# A few clips



## Rob Broad (Sep 9, 2005)

There are few clips on my new website.


http://www.dynamickenpo.ca  just look where it says videos in yellow at the bottom of the list buttons.

BTW the clips are better with sound.


----------



## terryl965 (Sep 9, 2005)

Very nice website, video where fine like the club attack.

Terry L Stoker


----------



## MisterMike (Sep 9, 2005)

Oh yea! I definitely had the sound up! Nice job


----------



## Rob Broad (Sep 9, 2005)

While the sounds of the hands on the uniforms was great the little ummphs and ohs where much nicer to listen to.  The scariest thing is that is the only time those guys have ever seen me smile, unless I had a beer in my hand.


----------



## CrankyDragon (Sep 9, 2005)

If its not in WMV or MPEG or REAL format, I dont bother with it. QuickTime sux, but would still like to see them!


----------



## Casey_Sutherland (Sep 9, 2005)

Man that green belt is one good looking fellow


----------



## Rob Broad (Sep 9, 2005)

Casey_Sutherland said:
			
		

> Man that green belt is one good looking fellow




I don't know to me it looks like he laid around too much.


----------



## Rob Broad (Sep 15, 2005)

Thank you to everyone who visited my website.  I really appreciate the traffic, and the few comments I have recieved.


----------



## Rob Broad (Sep 16, 2005)

I added a poll in the video section.  That way we can find out what everybody's favorite clip is.


----------



## Cyber Ninja (Sep 18, 2005)

NGAzone said:
			
		

> If its not in WMV or MPEG or REAL format, I dont bother with it. QuickTime sux, but would still like to see them!
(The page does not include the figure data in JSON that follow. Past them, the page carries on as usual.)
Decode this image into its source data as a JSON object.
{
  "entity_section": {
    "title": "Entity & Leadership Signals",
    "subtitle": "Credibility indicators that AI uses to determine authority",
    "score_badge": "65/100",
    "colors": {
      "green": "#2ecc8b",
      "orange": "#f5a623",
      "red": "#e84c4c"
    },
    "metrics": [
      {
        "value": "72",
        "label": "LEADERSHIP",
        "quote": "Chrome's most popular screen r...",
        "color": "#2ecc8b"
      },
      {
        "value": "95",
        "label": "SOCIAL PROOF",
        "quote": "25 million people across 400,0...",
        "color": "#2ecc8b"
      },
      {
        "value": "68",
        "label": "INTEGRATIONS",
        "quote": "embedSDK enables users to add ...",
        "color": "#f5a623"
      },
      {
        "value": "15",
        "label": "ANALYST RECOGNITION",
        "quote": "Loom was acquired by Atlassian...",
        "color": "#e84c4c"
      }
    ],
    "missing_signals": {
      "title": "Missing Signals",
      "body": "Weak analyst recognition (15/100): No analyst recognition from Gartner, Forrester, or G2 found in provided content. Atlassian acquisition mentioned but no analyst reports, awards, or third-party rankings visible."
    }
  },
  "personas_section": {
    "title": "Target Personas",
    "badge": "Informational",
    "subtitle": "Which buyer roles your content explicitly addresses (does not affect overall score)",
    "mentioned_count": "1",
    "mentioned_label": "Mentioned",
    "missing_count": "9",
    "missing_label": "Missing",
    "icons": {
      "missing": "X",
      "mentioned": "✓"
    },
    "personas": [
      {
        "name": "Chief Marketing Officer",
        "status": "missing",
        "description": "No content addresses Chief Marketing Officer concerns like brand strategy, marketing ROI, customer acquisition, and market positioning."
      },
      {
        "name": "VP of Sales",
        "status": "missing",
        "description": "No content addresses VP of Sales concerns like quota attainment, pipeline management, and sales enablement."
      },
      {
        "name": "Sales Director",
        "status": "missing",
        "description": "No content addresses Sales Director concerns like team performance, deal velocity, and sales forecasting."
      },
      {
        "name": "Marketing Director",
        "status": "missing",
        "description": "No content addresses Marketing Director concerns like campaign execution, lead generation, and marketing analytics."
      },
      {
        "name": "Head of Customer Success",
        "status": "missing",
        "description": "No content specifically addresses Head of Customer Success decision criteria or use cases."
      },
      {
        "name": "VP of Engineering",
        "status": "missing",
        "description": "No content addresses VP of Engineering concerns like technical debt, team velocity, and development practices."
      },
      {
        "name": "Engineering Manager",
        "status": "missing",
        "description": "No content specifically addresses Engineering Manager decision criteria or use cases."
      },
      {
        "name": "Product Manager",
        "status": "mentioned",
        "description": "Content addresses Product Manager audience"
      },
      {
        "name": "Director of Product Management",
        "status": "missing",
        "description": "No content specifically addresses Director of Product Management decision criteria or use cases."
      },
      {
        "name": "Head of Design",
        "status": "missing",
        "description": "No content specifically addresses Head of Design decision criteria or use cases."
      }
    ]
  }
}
Quicktime is awesome. Very nice clips...


----------



## kevin kilroe (Sep 20, 2005)

Good job. Are the techniques such as rear bear hug, straight right punch, etc. Parker techniques or is that the spontanious stage coming out in you?

Kevin Kilroe


----------



## Sapper6 (Sep 20, 2005)

right club attack and "twirling warriors" are the same...was that intended?

BTW, i like the right stomp, left low hook, right low wheel, palm heel incorperated in that clip.   nice display of control of motion.

 :asian:


----------



## Rob Broad (Sep 20, 2005)

kevin kilroe said:
			
		

> Good job. Are the techniques such as rear bear hug, straight right punch, etc. Parker techniques or is that the spontanious stage coming out in you?
> 
> Kevin Kilroe



Back Breaker and Parting Wings are actual techniques,  Twirling warrior is actuall Whirling Warrior from the Tracy system with some modifiacations(Web guy messed up the name).  The rest are spontaneous attacks, I just let them attack how they wanted.


----------



## Rob Broad (Sep 20, 2005)

Sapper6 said:
			
		

> right club attack and "twirling warriors" are the same...was that intended?
> 
> BTW, i like the right stomp, left low hook, right low wheel, palm heel incorperated in that clip.   nice display of control of motion.
> 
> :asian:



Again web guy messed up and two of teh clips are the same.  


I learned a long time ago not to break my toys, because they are too hard to replace. lol


----------



## Sapper6 (Sep 20, 2005)

regardless, great control of lower body motion!

i always liked that repetitive strike aspect.  keep up the great work Rob, much appreciated!!!

 :asian:


----------